The daily limits on recreationally caught hāpuku and bass will be lowered to a total of two per person in some areas, with a new accumulation limit of three per person on multi-day trips, oceans and fisheries minister David Parker announced. The new rule was put in place from 28 November and the minister said it would aid the recovery of stocks in some areas.
The changes apply to the North Island and the west coast of the South Island, in the Auckland East and Auckland West, Central and Challenger recreational fishing areas.
“Hāpuku is a highly-valued fish for recreational, customary, and commercial fishers alike,” the minister said. “These changes follow significant cuts to commercial catch allowances and will further support the sustainability of these fish.

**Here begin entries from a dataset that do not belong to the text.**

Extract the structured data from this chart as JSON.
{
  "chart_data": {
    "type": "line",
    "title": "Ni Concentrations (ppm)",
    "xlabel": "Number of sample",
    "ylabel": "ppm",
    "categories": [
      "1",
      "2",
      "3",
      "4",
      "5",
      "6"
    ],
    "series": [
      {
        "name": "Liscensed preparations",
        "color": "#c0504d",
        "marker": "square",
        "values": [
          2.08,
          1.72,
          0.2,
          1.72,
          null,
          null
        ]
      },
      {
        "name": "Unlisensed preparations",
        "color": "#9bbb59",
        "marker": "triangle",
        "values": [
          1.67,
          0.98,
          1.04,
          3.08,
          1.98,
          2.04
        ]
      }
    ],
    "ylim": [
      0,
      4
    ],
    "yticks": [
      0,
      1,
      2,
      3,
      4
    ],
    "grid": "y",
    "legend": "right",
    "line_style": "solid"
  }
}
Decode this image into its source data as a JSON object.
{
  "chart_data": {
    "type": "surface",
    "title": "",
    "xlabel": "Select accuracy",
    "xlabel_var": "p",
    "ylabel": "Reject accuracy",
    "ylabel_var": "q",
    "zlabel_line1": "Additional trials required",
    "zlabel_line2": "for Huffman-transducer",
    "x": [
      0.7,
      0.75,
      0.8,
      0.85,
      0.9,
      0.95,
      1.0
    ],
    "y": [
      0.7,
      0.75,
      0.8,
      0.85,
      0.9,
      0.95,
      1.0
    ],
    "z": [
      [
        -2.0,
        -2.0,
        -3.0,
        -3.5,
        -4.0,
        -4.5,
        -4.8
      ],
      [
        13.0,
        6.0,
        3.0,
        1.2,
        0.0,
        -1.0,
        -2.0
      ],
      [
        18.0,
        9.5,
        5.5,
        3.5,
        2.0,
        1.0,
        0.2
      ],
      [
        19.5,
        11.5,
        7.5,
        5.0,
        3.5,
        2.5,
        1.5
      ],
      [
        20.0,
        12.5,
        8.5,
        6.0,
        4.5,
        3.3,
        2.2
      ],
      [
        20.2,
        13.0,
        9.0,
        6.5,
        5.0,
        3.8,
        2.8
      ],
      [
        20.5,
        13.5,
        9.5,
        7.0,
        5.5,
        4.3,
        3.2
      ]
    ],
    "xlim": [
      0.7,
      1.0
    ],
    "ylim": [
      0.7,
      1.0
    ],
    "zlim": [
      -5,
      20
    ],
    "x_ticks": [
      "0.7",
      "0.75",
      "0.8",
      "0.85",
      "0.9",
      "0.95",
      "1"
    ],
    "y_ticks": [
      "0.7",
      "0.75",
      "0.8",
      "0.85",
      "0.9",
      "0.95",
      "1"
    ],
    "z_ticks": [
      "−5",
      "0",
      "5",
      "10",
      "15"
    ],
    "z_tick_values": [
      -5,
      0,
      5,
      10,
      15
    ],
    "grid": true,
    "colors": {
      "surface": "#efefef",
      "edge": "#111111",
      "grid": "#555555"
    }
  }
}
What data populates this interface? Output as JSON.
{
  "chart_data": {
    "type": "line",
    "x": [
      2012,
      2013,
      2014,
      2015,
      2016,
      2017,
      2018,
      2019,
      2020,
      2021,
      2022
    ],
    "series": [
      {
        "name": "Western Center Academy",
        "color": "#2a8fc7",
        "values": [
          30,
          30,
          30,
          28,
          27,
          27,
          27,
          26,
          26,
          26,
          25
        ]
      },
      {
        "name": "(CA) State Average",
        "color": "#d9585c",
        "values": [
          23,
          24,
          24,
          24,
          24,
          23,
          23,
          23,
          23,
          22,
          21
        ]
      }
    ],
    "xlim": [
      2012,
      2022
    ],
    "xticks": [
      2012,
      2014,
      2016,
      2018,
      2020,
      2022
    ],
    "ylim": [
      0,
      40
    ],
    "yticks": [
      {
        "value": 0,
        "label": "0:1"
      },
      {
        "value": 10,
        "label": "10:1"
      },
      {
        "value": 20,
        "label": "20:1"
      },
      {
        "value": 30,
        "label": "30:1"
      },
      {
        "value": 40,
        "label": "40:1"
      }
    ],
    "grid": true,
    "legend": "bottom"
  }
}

“There are fishing spots around the country that unofficially or officially bear the same name – Groper Rock, or Hāpuku River – because they were once common there. Sadly, it’s very unlikely people will
be able to find hāpuku in those places now.”
The minister added that feedback from fishers across the North Island and upper South Island signalled widespread concern for hāpuku and bass fisheries in these areas.
“Information from commercial catch reporting has also shown a downward trend in these fish in those areas, supporting those concerns.”
The new changes include:
- Recreationally caught hāpuku and bass will no longer have a combined daily bag limit with kingfish of five in these areas
- Recreational daily limit of two hāpuku and/or bass per person per day
- A new accumulation limit (for a multi-day fishing trip) of a maximum of three hāpuku and/or bass
- Kingfish will continue to have a daily limit of three kingfish per person per day.
Public consultation on the changes was part of Fisheries New Zealand’s regular reviews in October 2021 and April 2022. From the October 2021 review of northern hāpuku and bass stocks, commercial catch allowances decreased from 480.8 tonnes to 140 tonnes in Northland, Auckland, and Bay of Plenty and 266.2 to 80 tonnes in East Cape, Hawke’s Bay, and Wellington.
Following the April 2022 review, commercial catch allowances decreased from 235.5 to 97 tonnes in West Coast South Island and from 80.1 to 55 tonnes in Taranaki.